In effetti, durante la conferenza con il primo ministro Li Keqiang di mercoledì scorso, May non ha accennato né ai diritti umani né alla situazione di Hong Kong, due argomenti che aveva promesso di affrontare prima della partenza.

In effetti, secondo quanto riportato dal Guardian, l'unico accenno a questi temi è venuto da Li, che ha spiegato come questi argomenti siano stati parte di una più ampia conversazione riguardante diversi punti, tra cui la difesa della proprietà intellettuale e il commercio tra i due Paesi.

La richiesta di aiuto - ignorata - della ex colonia

Lo scorso 31 gennaio, il giovane leader del movimento per l'indipendenza di Hong Kong, Joshua Wong, si era rivolto direttamente a May dalle colonne del Guardian, chiedendole di tenere fede alla vecchia promessa di John Major per cui l'ex colonia britannica "non avrebbe mai camminato da sola". Wong aveva chiesto all'attuale erede di Major di esporsi contro il recente giro di vite cinese sulla ex colonia britannica che comprende, per esempio, la rimozione di esponenti politici eletti al parlamento "locale" non in linea con le direttive di Beijing.

Se May aveva promesso di affrontare l'argomento, in realtà nei suoi interventi pubblici in terra cinese non si è mai riferita a Hong Kong. Ulteriore motivo di stima per il Global Times, che commenta sprezzante come "avvantaggiarsi delle forze occidentali per sfidare il governo centrale è un'illusione di vecchia data dell'opposizione radicale di Hong Kong".
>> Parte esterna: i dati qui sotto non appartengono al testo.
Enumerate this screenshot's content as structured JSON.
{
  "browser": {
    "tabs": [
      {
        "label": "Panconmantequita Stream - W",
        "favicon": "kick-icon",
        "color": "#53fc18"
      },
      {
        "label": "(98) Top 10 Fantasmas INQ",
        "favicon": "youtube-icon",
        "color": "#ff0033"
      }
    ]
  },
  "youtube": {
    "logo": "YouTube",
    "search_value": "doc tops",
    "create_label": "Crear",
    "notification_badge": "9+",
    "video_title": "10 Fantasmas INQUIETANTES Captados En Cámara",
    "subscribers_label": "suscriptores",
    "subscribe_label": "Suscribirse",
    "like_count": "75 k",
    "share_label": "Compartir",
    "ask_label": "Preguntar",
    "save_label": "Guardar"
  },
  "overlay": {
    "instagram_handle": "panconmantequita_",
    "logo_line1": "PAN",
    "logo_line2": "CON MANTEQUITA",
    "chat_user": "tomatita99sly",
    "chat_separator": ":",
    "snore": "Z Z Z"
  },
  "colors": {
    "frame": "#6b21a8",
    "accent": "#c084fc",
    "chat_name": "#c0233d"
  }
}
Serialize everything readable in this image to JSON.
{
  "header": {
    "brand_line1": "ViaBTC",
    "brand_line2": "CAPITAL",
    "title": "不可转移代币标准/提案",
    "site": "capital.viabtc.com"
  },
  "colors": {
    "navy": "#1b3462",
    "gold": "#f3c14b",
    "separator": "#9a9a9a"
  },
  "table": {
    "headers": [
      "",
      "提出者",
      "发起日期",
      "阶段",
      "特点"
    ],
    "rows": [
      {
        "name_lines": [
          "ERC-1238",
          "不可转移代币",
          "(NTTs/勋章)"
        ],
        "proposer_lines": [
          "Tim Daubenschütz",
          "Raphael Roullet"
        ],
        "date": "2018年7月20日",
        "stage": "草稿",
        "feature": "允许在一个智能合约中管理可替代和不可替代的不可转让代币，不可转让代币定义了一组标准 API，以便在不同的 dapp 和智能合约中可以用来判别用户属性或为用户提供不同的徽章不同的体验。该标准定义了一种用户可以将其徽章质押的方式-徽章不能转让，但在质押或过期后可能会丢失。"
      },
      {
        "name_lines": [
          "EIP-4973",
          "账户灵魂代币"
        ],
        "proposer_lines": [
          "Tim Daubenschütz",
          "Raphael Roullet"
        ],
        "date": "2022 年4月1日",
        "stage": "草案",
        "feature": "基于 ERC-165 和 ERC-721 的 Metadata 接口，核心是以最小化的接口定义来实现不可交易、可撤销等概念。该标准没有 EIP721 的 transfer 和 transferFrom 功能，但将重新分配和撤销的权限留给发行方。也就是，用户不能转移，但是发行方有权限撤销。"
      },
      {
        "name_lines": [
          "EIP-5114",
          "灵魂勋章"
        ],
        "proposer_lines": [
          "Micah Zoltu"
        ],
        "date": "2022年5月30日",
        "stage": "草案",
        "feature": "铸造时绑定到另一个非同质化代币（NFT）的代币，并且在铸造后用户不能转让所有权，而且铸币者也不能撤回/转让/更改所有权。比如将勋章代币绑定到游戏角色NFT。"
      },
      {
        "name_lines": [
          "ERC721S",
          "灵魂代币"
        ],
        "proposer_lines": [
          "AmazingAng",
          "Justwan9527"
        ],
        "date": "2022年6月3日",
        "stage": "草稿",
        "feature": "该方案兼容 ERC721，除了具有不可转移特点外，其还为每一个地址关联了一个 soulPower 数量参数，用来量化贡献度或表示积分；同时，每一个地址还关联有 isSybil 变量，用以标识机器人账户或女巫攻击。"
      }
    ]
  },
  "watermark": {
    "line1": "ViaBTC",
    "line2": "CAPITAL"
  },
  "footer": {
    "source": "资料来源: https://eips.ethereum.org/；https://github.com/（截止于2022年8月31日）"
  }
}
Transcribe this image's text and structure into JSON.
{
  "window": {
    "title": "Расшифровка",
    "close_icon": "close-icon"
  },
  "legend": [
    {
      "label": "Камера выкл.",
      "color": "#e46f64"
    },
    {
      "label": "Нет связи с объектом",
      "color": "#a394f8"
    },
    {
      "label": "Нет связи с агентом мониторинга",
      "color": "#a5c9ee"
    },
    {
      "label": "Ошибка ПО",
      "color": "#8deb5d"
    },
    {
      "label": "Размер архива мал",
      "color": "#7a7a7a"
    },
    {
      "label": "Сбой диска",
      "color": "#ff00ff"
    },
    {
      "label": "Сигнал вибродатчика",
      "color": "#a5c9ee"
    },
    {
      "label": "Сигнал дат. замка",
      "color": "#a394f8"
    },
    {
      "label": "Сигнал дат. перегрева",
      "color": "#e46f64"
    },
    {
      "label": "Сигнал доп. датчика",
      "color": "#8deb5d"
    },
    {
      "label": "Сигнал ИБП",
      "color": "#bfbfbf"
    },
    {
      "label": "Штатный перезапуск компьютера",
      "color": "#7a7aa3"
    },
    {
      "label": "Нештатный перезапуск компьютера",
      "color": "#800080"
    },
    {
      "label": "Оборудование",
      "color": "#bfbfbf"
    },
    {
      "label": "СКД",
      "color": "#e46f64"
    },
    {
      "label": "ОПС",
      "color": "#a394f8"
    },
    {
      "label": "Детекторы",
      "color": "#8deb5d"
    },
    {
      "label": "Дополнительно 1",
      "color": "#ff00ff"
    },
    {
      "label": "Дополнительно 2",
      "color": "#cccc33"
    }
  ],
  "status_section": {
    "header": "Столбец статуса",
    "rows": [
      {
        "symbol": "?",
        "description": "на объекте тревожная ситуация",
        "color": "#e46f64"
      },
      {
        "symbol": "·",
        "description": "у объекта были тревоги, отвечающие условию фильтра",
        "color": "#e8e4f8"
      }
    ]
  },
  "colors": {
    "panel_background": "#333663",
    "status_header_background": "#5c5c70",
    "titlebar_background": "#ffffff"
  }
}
Un cambio di atteggiamento

La Cina interpreta i discorsi "occidentali" sul rispetto dei diritti umani come inaccettabili tentativi di influenza esterna sulle proprie politiche. L'editoriale del Global Times parla però di un cambio di atteggiamento dei governi europei, che avrebbero compreso come la collaborazione con Pechino sia necessaria.

Dal quotidiano arriva poi un invito ai governi di "guidare" le proprie opinioni pubbliche in questa direzione, quasi a imitare il modello cinese.

"In Europa la crescita di una collaborazione razionale con la Cina è un trend irreversibile - si legge - gli europei devono superare i propri pregiudizi e i sentimenti negativi nei confronti della Cina. Si sentono spesso voci radicali in Europa sulle questioni legate alla Cina, ma non rappresentano le relazioni sino-europee, e andranno a spegnersi gradualmente messe di fronte alle necessità reali. I governi europei hanno una visione sempre più chiara, e dovrebbero guidare le proprie opinioni pubbliche in questo senso".

Il Global Times porta poi a titolo di esempio il presidente francese Emmanuel Macron che, come May, ha evitato di affrontare il tema dei diritti umani nonostante le pressioni dei media, ed elenca alcune iniziative che legheranno sempre più strettamente la Cina e l'Europa, come la "nuova via della seta" o la partecipazione britannica nella Banca Asiatica per le Infrastrutture e gli Investimenti (AIIB).